Les patients seront suivis à domicile au moyen du t-shirt connecté de Bioserenity. Selon le directeur de cette start-up, environ 1 pétaoctet (1 million de milliards d’octets) de données « ultra-qualifiées » sur l’ICFEP sera généré.

Grâce à ce projet, les quatre start-ups pourront développer de nouveaux produits et logiciels et les commercialiser. L’algorithme sera breveté en vue de son internationalisation, avec un accès payant via des licences. Une start-up sera créée pour accompagner le développement et la commercialisation de l’appareil de mesure de la rigidité du muscle cardiaque. 

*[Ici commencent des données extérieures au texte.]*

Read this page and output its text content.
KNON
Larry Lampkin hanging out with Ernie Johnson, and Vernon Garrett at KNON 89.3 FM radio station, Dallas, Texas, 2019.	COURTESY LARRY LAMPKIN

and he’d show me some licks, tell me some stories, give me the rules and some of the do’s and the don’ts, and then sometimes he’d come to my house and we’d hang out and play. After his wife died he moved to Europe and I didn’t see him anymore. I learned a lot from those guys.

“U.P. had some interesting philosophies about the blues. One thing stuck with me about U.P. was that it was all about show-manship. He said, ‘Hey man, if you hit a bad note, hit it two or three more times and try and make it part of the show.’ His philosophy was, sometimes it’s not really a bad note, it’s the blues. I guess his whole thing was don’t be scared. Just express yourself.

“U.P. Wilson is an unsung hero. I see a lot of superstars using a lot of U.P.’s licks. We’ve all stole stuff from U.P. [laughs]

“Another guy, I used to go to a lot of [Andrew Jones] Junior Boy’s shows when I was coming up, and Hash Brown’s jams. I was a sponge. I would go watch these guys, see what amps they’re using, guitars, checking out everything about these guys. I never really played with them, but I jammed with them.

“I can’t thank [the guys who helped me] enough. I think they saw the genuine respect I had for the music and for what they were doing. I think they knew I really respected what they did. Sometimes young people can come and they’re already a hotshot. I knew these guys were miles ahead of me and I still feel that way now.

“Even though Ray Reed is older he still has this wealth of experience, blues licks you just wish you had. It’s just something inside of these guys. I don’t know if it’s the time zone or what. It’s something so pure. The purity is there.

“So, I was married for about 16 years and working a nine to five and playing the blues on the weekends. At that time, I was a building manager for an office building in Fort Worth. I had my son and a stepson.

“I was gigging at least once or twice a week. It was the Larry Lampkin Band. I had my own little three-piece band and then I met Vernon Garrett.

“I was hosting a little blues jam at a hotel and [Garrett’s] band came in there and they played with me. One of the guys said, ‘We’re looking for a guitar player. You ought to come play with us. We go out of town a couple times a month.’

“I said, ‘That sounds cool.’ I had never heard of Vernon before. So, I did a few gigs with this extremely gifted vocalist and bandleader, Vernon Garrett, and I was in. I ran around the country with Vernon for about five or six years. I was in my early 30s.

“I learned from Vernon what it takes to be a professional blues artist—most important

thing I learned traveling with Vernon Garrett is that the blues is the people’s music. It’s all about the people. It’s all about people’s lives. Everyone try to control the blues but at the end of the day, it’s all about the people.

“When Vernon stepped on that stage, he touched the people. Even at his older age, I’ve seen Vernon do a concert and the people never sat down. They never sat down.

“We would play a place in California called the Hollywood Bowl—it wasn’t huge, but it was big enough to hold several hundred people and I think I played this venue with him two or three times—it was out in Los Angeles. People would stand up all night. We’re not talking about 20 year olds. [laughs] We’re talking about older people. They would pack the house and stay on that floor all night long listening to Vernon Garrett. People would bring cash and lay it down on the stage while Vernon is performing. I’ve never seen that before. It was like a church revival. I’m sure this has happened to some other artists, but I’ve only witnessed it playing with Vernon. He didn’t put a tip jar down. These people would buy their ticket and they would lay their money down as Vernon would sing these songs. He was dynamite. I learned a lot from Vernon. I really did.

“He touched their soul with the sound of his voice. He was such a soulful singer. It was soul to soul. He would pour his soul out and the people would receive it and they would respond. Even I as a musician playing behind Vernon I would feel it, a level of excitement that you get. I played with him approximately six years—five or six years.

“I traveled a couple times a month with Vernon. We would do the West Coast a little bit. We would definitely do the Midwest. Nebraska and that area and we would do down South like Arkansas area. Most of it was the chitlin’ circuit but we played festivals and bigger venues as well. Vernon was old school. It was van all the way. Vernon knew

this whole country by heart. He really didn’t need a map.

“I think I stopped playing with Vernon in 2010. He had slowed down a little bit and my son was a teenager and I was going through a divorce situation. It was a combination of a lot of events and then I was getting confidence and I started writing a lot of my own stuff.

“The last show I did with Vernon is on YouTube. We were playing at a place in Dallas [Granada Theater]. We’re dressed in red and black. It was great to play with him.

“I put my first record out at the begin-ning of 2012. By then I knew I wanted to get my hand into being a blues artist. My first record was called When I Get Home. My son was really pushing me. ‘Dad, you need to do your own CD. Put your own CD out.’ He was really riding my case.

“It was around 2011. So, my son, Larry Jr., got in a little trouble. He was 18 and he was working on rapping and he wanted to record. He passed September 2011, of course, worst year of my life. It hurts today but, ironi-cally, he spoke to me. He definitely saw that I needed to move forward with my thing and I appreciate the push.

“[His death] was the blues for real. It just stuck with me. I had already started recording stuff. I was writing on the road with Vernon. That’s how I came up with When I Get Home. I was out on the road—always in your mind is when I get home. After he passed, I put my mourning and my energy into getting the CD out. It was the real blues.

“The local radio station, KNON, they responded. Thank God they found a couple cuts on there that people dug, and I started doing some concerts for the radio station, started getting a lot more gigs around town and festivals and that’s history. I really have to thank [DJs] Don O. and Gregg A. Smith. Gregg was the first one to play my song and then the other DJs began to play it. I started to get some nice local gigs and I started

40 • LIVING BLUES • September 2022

Le coût de ce projet s’élève à 14 millions d’euros. Il est financé pour moitié par le Programme des Investissements d’Avenir (PIA), piloté par le Secrétariat Général Pour l’Investissement (SGPI) et opéré par la Banque publique d’investissement BpiFrance. L’autre moitié du financement est assurée par les laboratoires et les starts-up.